IA-SPEAK – Artificial Intelligence for Speech Rehabilitation

The overall objective of IA-Speak is to design, develop and validate an intelligent system providing comprehensive, personalised assistance for people with speech disorders resulting from brain damage. This system seeks to reduce the communication barriers faced by these patients, facilitating their daily interaction, promoting their social integration and contributing significantly to improving their quality of life.

With this strategy, IA-SPEAK addresses both the improvement of speech ability and effective, immediate communication in everyday life.

Within this framework, the following specific objectives are proposed:

• Develop agile vocal characterisation through brief sessions between speech therapists and patients to identify individual speech patterns and adapt both rehabilitation processes and translation algorithms to the specific needs of each user.
• Design and validate real-time voice translation algorithms, based on artificial intelligence techniques capable of interpreting non-standard speech and generating clear and understandable messages, preserving the user’s vocal identity as much as possible.
• Integrate biometric verification and facial recognition systems, adapted to unconventional voices and complemented by the analysis of lip movements and expressions, in order to increase the accuracy of interpretation and enrich the rehabilitation process.
• Create intelligent multimodal recommendation systems that combine vocal, facial and contextual information to automatically propose personalised exercises tailored to the progress and specific needs of each patient.
• Develop a portable, lightweight and accessible device with sufficient battery life for daily use, incorporating criteria of durability, resistance and ergonomics, thus facilitating its natural integration into the daily lives of users.
• Validate the complete solution with end users through a pilot programme involving 100 people in different stages of recovery, in collaboration with specialised clinical centres, which will allow its real effectiveness to be evaluated and information to be gathered for future improvements.

Nair Center plays a key role in leading the development of advanced components for audio processing and the implementation of deep learning models aimed at recognising and translating non-standard speech.

Its main contribution is the design of the voice processing architecture, which interprets variable and complex patterns using automated pre-processing pipelines, applying filtering, normalisation and segmentation to optimise signal quality. Within this framework, it develops advanced diarisation algorithms, spectrogram extraction and MFCC coefficients, which allow the identification of each user's particularities and the generation of personalised voice profiles that underpin the entire system.
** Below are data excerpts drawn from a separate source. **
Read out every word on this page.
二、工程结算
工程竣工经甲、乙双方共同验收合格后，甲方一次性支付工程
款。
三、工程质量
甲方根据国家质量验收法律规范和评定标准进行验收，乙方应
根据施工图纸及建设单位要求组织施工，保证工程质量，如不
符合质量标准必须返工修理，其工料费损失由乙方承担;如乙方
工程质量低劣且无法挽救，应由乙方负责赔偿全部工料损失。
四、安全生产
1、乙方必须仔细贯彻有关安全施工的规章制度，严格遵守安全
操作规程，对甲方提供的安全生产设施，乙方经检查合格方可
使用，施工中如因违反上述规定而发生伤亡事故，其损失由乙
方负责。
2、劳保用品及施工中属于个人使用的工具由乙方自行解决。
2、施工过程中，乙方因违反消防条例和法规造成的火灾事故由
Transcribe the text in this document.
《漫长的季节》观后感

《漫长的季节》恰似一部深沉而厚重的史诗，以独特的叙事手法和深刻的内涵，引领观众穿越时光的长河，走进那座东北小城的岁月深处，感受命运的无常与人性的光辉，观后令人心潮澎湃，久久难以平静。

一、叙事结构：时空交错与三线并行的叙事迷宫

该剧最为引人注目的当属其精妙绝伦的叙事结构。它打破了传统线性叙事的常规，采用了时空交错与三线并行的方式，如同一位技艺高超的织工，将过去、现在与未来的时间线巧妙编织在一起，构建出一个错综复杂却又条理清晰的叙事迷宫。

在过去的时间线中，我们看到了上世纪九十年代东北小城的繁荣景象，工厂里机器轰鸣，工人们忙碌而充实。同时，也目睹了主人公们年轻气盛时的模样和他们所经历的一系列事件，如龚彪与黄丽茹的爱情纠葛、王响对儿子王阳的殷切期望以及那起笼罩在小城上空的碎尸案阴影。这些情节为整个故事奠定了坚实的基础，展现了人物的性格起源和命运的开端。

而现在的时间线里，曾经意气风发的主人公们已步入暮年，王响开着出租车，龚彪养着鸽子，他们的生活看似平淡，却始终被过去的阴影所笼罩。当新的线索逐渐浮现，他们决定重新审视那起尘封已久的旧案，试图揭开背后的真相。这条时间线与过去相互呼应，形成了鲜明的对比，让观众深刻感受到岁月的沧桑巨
A notable contribution is the non-standard speech translation module, structured in four interconnected blocks: data input, transcription, cloning and optimised output. Transcription uses models such as Whisper and WhisperX, fine-tuned to learn the pronunciation characteristics of each patient, similar to adapting to a new accent or dialect. The voice cloning module, based on models such as F5-TTS adapted to Spanish, generates synthetic audio that preserves the user's vocal identity with greater clarity and comprehensibility, ensuring authenticity in communication.

Finally, Nair Center applies its expertise in multimodal recommendation systems, integrating voice analysis, facial recognition, user profile, and historical progress. Using deep reinforcement learning techniques, the system suggests personalised exercises in real time, adapted to each patient's progress.